I haven't watched Caprica yet, but part of me doesn't want to - now that I know it's being cancelled. Why torture myself? I'm not surprised it's being cancelled. I sort of thought it would most likely not make it last year - when it got abruptly pulled during the May Sweeps period.
It was an expensive series to make. You can tell that just by looking at it. Also, it was being marketed to a very small nitch audience. And the nitch audience doesn't tend to like well shows like Caprica. There's a reason why a category exists entitled "Brilliant But Cancelled" or "Too Brilliant for TV". That list contains a lot of quirky sci-fi shows - all with high production values, quality actors, and intelligent scripts. Here's a brief list: American Gothic, Now and Again, Earth 2, Space Above and Beyond, (that show about a Restaurant at the End of the Universe starring Robert Englund...which was anthology horror and serialized - sort of Rod Serling on steriods), Tru Calling, Firefly, Wonderfalls, (the one about the guy who lived in a card-board box and was a CEO and was really dark...with Adrian Psdar??), Dollhouse, and Farscape. They all got axed just as they were starting to get interesting. Always annoys me. What's the point in watching a tv show, investing in it, when you don't get to see the entire story? And the writers haven't been given time to show all of it? If you are going to cancel the thing - at least give them enough time to wrap it up appropriately. Will state that Dollhouse sort of got that opportunity.

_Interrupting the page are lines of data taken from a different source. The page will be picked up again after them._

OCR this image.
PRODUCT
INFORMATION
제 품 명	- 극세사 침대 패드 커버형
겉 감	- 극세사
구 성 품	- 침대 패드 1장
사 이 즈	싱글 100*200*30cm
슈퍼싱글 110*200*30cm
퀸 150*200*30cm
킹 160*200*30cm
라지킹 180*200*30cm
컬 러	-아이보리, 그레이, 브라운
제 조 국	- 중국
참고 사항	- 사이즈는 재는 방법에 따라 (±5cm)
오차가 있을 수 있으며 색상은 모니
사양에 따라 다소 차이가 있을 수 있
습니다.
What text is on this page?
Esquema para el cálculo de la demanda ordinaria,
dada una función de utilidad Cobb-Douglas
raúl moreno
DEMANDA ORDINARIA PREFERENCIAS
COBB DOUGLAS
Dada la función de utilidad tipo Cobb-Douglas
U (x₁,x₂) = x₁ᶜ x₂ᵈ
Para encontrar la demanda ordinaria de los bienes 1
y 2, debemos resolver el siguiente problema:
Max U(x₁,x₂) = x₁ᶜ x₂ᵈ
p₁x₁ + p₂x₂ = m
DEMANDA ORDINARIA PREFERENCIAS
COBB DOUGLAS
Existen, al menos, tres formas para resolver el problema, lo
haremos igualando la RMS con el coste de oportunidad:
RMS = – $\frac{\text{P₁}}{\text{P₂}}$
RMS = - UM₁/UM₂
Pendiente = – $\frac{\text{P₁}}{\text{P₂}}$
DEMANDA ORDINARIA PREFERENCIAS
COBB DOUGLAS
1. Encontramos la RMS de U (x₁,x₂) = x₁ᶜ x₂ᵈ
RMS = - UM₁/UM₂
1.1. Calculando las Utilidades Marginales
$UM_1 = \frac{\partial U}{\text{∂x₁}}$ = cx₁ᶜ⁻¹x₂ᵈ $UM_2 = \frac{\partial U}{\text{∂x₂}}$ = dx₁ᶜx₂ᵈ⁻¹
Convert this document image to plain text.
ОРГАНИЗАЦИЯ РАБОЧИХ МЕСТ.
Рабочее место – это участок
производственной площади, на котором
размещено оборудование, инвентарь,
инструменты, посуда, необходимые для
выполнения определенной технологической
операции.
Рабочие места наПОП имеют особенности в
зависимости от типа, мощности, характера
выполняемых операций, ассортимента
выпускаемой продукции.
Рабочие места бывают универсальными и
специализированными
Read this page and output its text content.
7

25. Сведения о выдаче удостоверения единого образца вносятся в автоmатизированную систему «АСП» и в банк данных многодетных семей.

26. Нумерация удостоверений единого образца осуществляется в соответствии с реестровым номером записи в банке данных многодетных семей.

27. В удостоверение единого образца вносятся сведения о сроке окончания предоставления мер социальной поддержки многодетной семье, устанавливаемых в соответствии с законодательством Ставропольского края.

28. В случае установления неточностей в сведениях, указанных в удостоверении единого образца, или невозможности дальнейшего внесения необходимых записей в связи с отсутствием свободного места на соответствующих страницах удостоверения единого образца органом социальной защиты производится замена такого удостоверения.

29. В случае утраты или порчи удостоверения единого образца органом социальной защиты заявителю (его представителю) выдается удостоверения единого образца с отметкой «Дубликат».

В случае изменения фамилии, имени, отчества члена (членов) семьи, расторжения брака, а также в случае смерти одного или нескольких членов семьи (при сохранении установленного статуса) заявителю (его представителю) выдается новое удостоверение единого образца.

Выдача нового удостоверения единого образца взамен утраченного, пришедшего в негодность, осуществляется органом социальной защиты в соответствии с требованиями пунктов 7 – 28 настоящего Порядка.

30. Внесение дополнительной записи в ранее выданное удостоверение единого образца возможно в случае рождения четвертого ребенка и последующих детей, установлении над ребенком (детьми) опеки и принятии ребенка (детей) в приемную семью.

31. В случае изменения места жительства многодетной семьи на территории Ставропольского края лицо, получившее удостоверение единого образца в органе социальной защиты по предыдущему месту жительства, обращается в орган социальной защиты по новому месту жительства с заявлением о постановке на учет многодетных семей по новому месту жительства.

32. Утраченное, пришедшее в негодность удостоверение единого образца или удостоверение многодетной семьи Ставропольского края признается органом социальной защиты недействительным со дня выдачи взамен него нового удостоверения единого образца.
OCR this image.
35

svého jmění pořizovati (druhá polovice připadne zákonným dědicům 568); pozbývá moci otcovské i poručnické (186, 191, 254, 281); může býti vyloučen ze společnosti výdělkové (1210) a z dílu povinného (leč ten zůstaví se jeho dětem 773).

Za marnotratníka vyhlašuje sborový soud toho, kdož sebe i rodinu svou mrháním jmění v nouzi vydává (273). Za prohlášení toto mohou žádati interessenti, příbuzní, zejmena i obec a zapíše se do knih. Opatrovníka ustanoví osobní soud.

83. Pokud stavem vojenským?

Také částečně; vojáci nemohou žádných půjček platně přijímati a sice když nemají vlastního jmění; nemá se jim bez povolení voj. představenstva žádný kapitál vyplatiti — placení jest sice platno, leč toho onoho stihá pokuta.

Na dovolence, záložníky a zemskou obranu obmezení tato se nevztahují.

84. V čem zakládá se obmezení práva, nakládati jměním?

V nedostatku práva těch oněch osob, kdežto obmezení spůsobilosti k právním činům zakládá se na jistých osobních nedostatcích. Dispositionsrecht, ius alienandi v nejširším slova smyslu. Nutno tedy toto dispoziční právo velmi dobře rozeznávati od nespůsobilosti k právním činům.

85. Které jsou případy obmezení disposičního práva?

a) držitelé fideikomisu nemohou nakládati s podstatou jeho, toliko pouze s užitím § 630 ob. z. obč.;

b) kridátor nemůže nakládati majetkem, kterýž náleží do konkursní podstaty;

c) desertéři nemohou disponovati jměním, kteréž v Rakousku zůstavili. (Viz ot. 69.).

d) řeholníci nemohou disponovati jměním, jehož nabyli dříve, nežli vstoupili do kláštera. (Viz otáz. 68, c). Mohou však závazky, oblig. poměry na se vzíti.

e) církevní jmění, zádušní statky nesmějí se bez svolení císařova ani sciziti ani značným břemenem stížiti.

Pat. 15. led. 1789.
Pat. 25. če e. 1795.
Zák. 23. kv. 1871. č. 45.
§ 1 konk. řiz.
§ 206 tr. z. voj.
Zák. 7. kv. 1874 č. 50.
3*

Farscape like Firefly - got a two hour movie to conclude itself.

At any rate, it is annoying. And sort of makes me resent tv shows like Star Gate - which seem to go on forever...with interchangable characters and spin-offs. If Star Gate can have 10 seasons, why can't Farscape, Firefly, Caprica, Dollhouse, and American Gothic have at least five?
It's not fair!! (whines like a two year old and stomps off to bed.)